I value my ongoing work with the dynamic ‘HIV In My Day’ Oral History team as an interviewer, interviewee, writer, creative support and an HIV negative long-term survivor of this turbulent, unthinkable time.  We must learn these stories, hear these voices.

Now there is a play!  ‘In My Day’, a verbatim play crafted with words from the Oral History Archive will be mounted at the Cultch in December 2022. The script is composed verbatim from a quilt of diverse voices of the living, their memories and life experiences. 

The play is written by one of our interviewees, playwright Rick Waines.  I worked with Rick in the early years at VPWA as he became involved in organizing, protesting, leading and sharing his unique story to students and teachers.  

I sit in awe in the energized theatre, watching actors passionately lift these voices, their characters expressing pain, fear and pleasure.  Stories of senseless loss and hard-fought survival are raw and raucous. Dark humour, rage and protest cry out in front of us.  “Act Up.  Fight AIDS”!

Being in the audience fills me with gratitude for this play. I hear familiar stories. I feel my head silently nodding, ‘Yes, I remember.’  Some lines make me laugh, others cause me to wipe away slow tears.  I hear words from my own interview. It feels like a line of emotional dominos falling. 

I see the faces of those who died upon the faces of the actors who speak their words. There are spirits in this theatre. For me it’s chilling.  It’s respectful.  It acknowledges those that held a front line to government and pharmaceutical giants and those that recoiled in fear.

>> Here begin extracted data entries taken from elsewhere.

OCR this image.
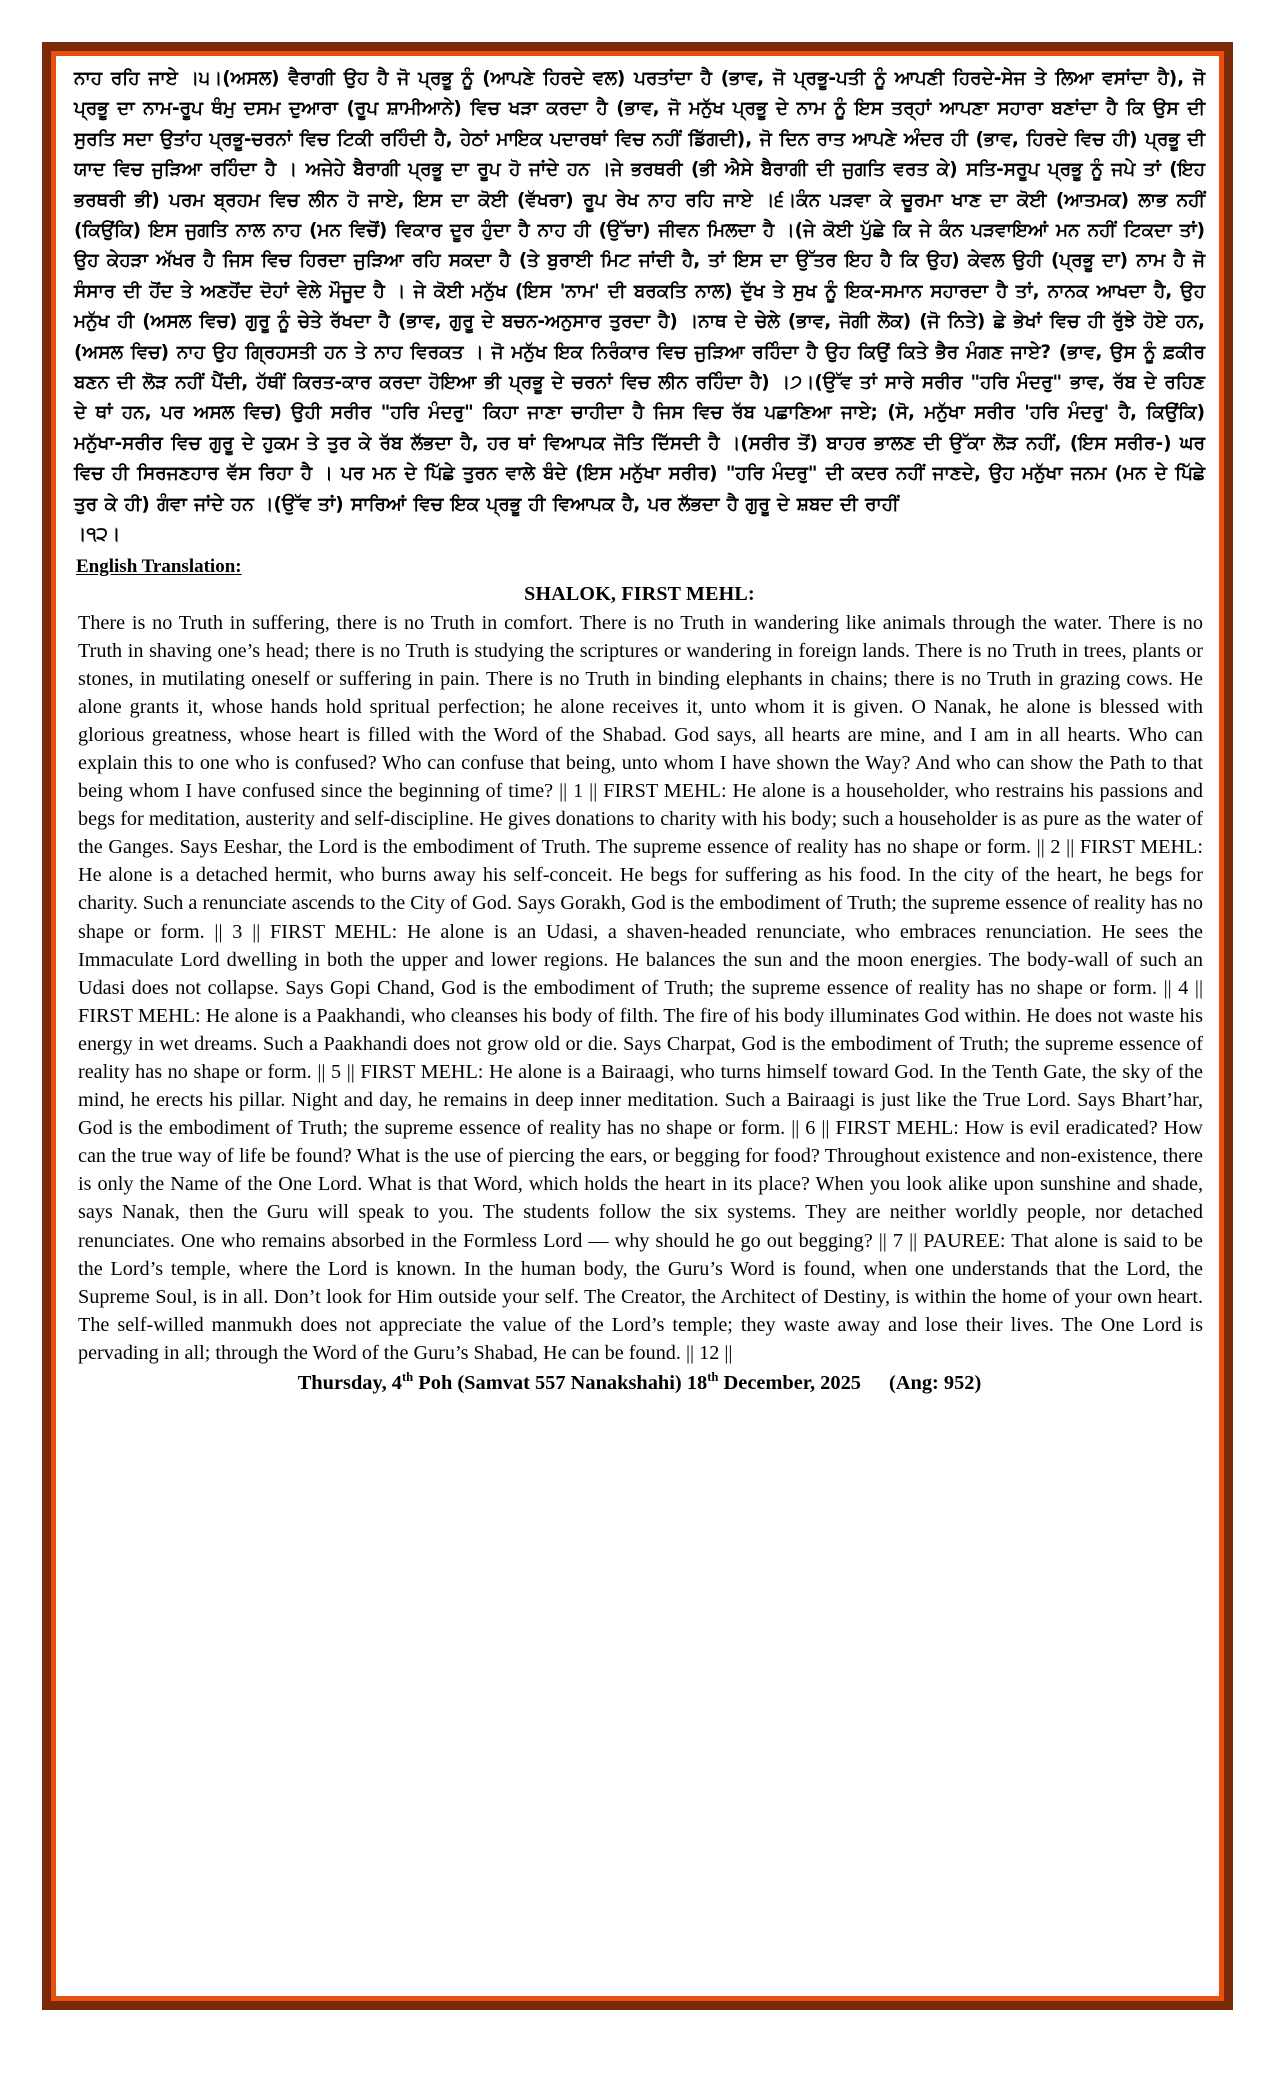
ਨਾਹ ਰਹਿ ਜਾਏ ।੫।(ਅਸਲ) ਵੈਰਾਗੀ ਉਹ ਹੈ ਜੋ ਪ੍ਰਭੂ ਨੂੰ (ਆਪਣੇ ਹਿਰਦੇ ਵਲ) ਪਰਤਾਂਦਾ ਹੈ (ਭਾਵ, ਜੋ ਪ੍ਰਭੂ-ਪਤੀ ਨੂੰ ਆਪਣੀ ਹਿਰਦੇ-ਸੇਜ ਤੇ ਲਿਆ ਵਸਾਂਦਾ ਹੈ), ਜੋ ਪ੍ਰਭੂ ਦਾ ਨਾਮ-ਰੂਪ ਥੰਮੁ ਦਸਮ ਦੁਆਰਾ (ਰੂਪ ਸ਼ਾਮੀਆਨੇ) ਵਿਚ ਖੜਾ ਕਰਦਾ ਹੈ (ਭਾਵ, ਜੋ ਮਨੁੱਖ ਪ੍ਰਭੂ ਦੇ ਨਾਮ ਨੂੰ ਇਸ ਤਰ੍ਹਾਂ ਆਪਣਾ ਸਹਾਰਾ ਬਣਾਂਦਾ ਹੈ ਕਿ ਉਸ ਦੀ ਸੁਰਤਿ ਸਦਾ ਉਤਾਂਹ ਪ੍ਰਭੂ-ਚਰਨਾਂ ਵਿਚ ਟਿਕੀ ਰਹਿੰਦੀ ਹੈ, ਹੇਠਾਂ ਮਾਇਕ ਪਦਾਰਥਾਂ ਵਿਚ ਨਹੀਂ ਡਿੱਗਦੀ), ਜੋ ਦਿਨ ਰਾਤ ਆਪਣੇ ਅੰਦਰ ਹੀ (ਭਾਵ, ਹਿਰਦੇ ਵਿਚ ਹੀ) ਪ੍ਰਭੂ ਦੀ ਯਾਦ ਵਿਚ ਜੁੜਿਆ ਰਹਿੰਦਾ ਹੈ । ਅਜੇਹੇ ਬੈਰਾਗੀ ਪ੍ਰਭੂ ਦਾ ਰੂਪ ਹੋ ਜਾਂਦੇ ਹਨ ।ਜੇ ਭਰਥਰੀ (ਭੀ ਐਸੇ ਬੈਰਾਗੀ ਦੀ ਜੁਗਤਿ ਵਰਤ ਕੇ) ਸਤਿ-ਸਰੂਪ ਪ੍ਰਭੂ ਨੂੰ ਜਪੇ ਤਾਂ (ਇਹ ਭਰਥਰੀ ਭੀ) ਪਰਮ ਬ੍ਰਹਮ ਵਿਚ ਲੀਨ ਹੋ ਜਾਏ, ਇਸ ਦਾ ਕੋਈ (ਵੱਖਰਾ) ਰੂਪ ਰੇਖ ਨਾਹ ਰਹਿ ਜਾਏ ।੬।ਕੰਨ ਪੜਵਾ ਕੇ ਚੂਰਮਾ ਖਾਣ ਦਾ ਕੋਈ (ਆਤਮਕ) ਲਾਭ ਨਹੀਂ (ਕਿਉਂਕਿ) ਇਸ ਜੁਗਤਿ ਨਾਲ ਨਾਹ (ਮਨ ਵਿਚੋਂ) ਵਿਕਾਰ ਦੂਰ ਹੁੰਦਾ ਹੈ ਨਾਹ ਹੀ (ਉੱਚਾ) ਜੀਵਨ ਮਿਲਦਾ ਹੈ ।(ਜੇ ਕੋਈ ਪੁੱਛੇ ਕਿ ਜੇ ਕੰਨ ਪੜਵਾਇਆਂ ਮਨ ਨਹੀਂ ਟਿਕਦਾ ਤਾਂ) ਉਹ ਕੇਹੜਾ ਅੱਖਰ ਹੈ ਜਿਸ ਵਿਚ ਹਿਰਦਾ ਜੁੜਿਆ ਰਹਿ ਸਕਦਾ ਹੈ (ਤੇ ਬੁਰਾਈ ਮਿਟ ਜਾਂਦੀ ਹੈ, ਤਾਂ ਇਸ ਦਾ ਉੱਤਰ ਇਹ ਹੈ ਕਿ ਉਹ) ਕੇਵਲ ਉਹੀ (ਪ੍ਰਭੂ ਦਾ) ਨਾਮ ਹੈ ਜੋ ਸੰਸਾਰ ਦੀ ਹੋਂਦ ਤੇ ਅਣਹੋਂਦ ਦੋਹਾਂ ਵੇਲੇ ਮੌਜੂਦ ਹੈ । ਜੇ ਕੋਈ ਮਨੁੱਖ (ਇਸ 'ਨਾਮ' ਦੀ ਬਰਕਤਿ ਨਾਲ) ਦੁੱਖ ਤੇ ਸੁਖ ਨੂੰ ਇਕ-ਸਮਾਨ ਸਹਾਰਦਾ ਹੈ ਤਾਂ, ਨਾਨਕ ਆਖਦਾ ਹੈ, ਉਹ ਮਨੁੱਖ ਹੀ (ਅਸਲ ਵਿਚ) ਗੁਰੂ ਨੂੰ ਚੇਤੇ ਰੱਖਦਾ ਹੈ (ਭਾਵ, ਗੁਰੂ ਦੇ ਬਚਨ-ਅਨੁਸਾਰ ਤੁਰਦਾ ਹੈ) ।ਨਾਥ ਦੇ ਚੇਲੇ (ਭਾਵ, ਜੋਗੀ ਲੋਕ) (ਜੋ ਨਿਤੇ) ਛੇ ਭੇਖਾਂ ਵਿਚ ਹੀ ਰੁੱਝੇ ਹੋਏ ਹਨ, (ਅਸਲ ਵਿਚ) ਨਾਹ ਉਹ ਗ੍ਰਿਹਸਤੀ ਹਨ ਤੇ ਨਾਹ ਵਿਰਕਤ । ਜੋ ਮਨੁੱਖ ਇਕ ਨਿਰੰਕਾਰ ਵਿਚ ਜੁੜਿਆ ਰਹਿੰਦਾ ਹੈ ਉਹ ਕਿਉਂ ਕਿਤੇ ਭੈਰ ਮੰਗਣ ਜਾਏ? (ਭਾਵ, ਉਸ ਨੂੰ ਫ਼ਕੀਰ ਬਣਨ ਦੀ ਲੋੜ ਨਹੀਂ ਪੈਂਦੀ, ਹੱਥੀਂ ਕਿਰਤ-ਕਾਰ ਕਰਦਾ ਹੋਇਆ ਭੀ ਪ੍ਰਭੂ ਦੇ ਚਰਨਾਂ ਵਿਚ ਲੀਨ ਰਹਿੰਦਾ ਹੈ) ।੭।(ਉੱਵ ਤਾਂ ਸਾਰੇ ਸਰੀਰ "ਹਰਿ ਮੰਦਰੁ" ਭਾਵ, ਰੱਬ ਦੇ ਰਹਿਣ ਦੇ ਥਾਂ ਹਨ, ਪਰ ਅਸਲ ਵਿਚ) ਉਹੀ ਸਰੀਰ "ਹਰਿ ਮੰਦਰੁ" ਕਿਹਾ ਜਾਣਾ ਚਾਹੀਦਾ ਹੈ ਜਿਸ ਵਿਚ ਰੱਬ ਪਛਾਣਿਆ ਜਾਏ; (ਸੋ, ਮਨੁੱਖਾ ਸਰੀਰ 'ਹਰਿ ਮੰਦਰੁ' ਹੈ, ਕਿਉਂਕਿ) ਮਨੁੱਖਾ-ਸਰੀਰ ਵਿਚ ਗੁਰੂ ਦੇ ਹੁਕਮ ਤੇ ਤੁਰ ਕੇ ਰੱਬ ਲੱਭਦਾ ਹੈ, ਹਰ ਥਾਂ ਵਿਆਪਕ ਜੋਤਿ ਦਿੱਸਦੀ ਹੈ ।(ਸਰੀਰ ਤੋਂ) ਬਾਹਰ ਭਾਲਣ ਦੀ ਉੱਕਾ ਲੋੜ ਨਹੀਂ, (ਇਸ ਸਰੀਰ-) ਘਰ ਵਿਚ ਹੀ ਸਿਰਜਣਹਾਰ ਵੱਸ ਰਿਹਾ ਹੈ । ਪਰ ਮਨ ਦੇ ਪਿੱਛੇ ਤੁਰਨ ਵਾਲੇ ਬੰਦੇ (ਇਸ ਮਨੁੱਖਾ ਸਰੀਰ) "ਹਰਿ ਮੰਦਰੁ" ਦੀ ਕਦਰ ਨਹੀਂ ਜਾਣਦੇ, ਉਹ ਮਨੁੱਖਾ ਜਨਮ (ਮਨ ਦੇ ਪਿੱਛੇ ਤੁਰ ਕੇ ਹੀ) ਗੰਵਾ ਜਾਂਦੇ ਹਨ ।(ਉੱਵ ਤਾਂ) ਸਾਰਿਆਂ ਵਿਚ ਇਕ ਪ੍ਰਭੂ ਹੀ ਵਿਆਪਕ ਹੈ, ਪਰ ਲੱਭਦਾ ਹੈ ਗੁਰੂ ਦੇ ਸ਼ਬਦ ਦੀ ਰਾਹੀਂ

।੧੨।

English Translation:
SHALOK, FIRST MEHL:

There is no Truth in suffering, there is no Truth in comfort. There is no Truth in wandering like animals through the water. There is no Truth in shaving one’s head; there is no Truth is studying the scriptures or wandering in foreign lands. There is no Truth in trees, plants or stones, in mutilating oneself or suffering in pain. There is no Truth in binding elephants in chains; there is no Truth in grazing cows. He alone grants it, whose hands hold spritual perfection; he alone receives it, unto whom it is given. O Nanak, he alone is blessed with glorious greatness, whose heart is filled with the Word of the Shabad. God says, all hearts are mine, and I am in all hearts. Who can explain this to one who is confused? Who can confuse that being, unto whom I have shown the Way? And who can show the Path to that being whom I have confused since the beginning of time? || 1 || FIRST MEHL: He alone is a householder, who restrains his passions and begs for meditation, austerity and self-discipline. He gives donations to charity with his body; such a householder is as pure as the water of the Ganges. Says Eeshar, the Lord is the embodiment of Truth. The supreme essence of reality has no shape or form. || 2 || FIRST MEHL: He alone is a detached hermit, who burns away his self-conceit. He begs for suffering as his food. In the city of the heart, he begs for charity. Such a renunciate ascends to the City of God. Says Gorakh, God is the embodiment of Truth; the supreme essence of reality has no shape or form. || 3 || FIRST MEHL: He alone is an Udasi, a shaven-headed renunciate, who embraces renunciation. He sees the Immaculate Lord dwelling in both the upper and lower regions. He balances the sun and the moon energies. The body-wall of such an Udasi does not collapse. Says Gopi Chand, God is the embodiment of Truth; the supreme essence of reality has no shape or form. || 4 || FIRST MEHL: He alone is a Paakhandi, who cleanses his body of filth. The fire of his body illuminates God within. He does not waste his energy in wet dreams. Such a Paakhandi does not grow old or die. Says Charpat, God is the embodiment of Truth; the supreme essence of reality has no shape or form. || 5 || FIRST MEHL: He alone is a Bairaagi, who turns himself toward God. In the Tenth Gate, the sky of the mind, he erects his pillar. Night and day, he remains in deep inner meditation. Such a Bairaagi is just like the True Lord. Says Bhart’har, God is the embodiment of Truth; the supreme essence of reality has no shape or form. || 6 || FIRST MEHL: How is evil eradicated? How can the true way of life be found? What is the use of piercing the ears, or begging for food? Throughout existence and non-existence, there is only the Name of the One Lord. What is that Word, which holds the heart in its place? When you look alike upon sunshine and shade, says Nanak, then the Guru will speak to you. The students follow the six systems. They are neither worldly people, nor detached renunciates. One who remains absorbed in the Formless Lord — why should he go out begging? || 7 || PAUREE: That alone is said to be the Lord’s temple, where the Lord is known. In the human body, the Guru’s Word is found, when one understands that the Lord, the Supreme Soul, is in all. Don’t look for Him outside your self. The Creator, the Architect of Destiny, is within the home of your own heart. The self-willed manmukh does not appreciate the value of the Lord’s temple; they waste away and lose their lives. The One Lord is pervading in all; through the Word of the Guru’s Shabad, He can be found. || 12 ||

Thursday, 4th Poh (Samvat 557 Nanakshahi) 18th December, 2025 (Ang: 952)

A familiar discomfort surfaces. The hard reality that I’m sitting here alive and aging well while multiple hundreds of men and women I knew have died. We are the living, the rememberers.

I visualize an old but healthy tree standing in a forest that’s lasted through a cruel, blazing destructive fire. My day, years, decades of living during the AIDS times have come full circle in this intimate theatre surrounded by artists, academics, activists and young dreamers of a future rising from a past that burns for many of us.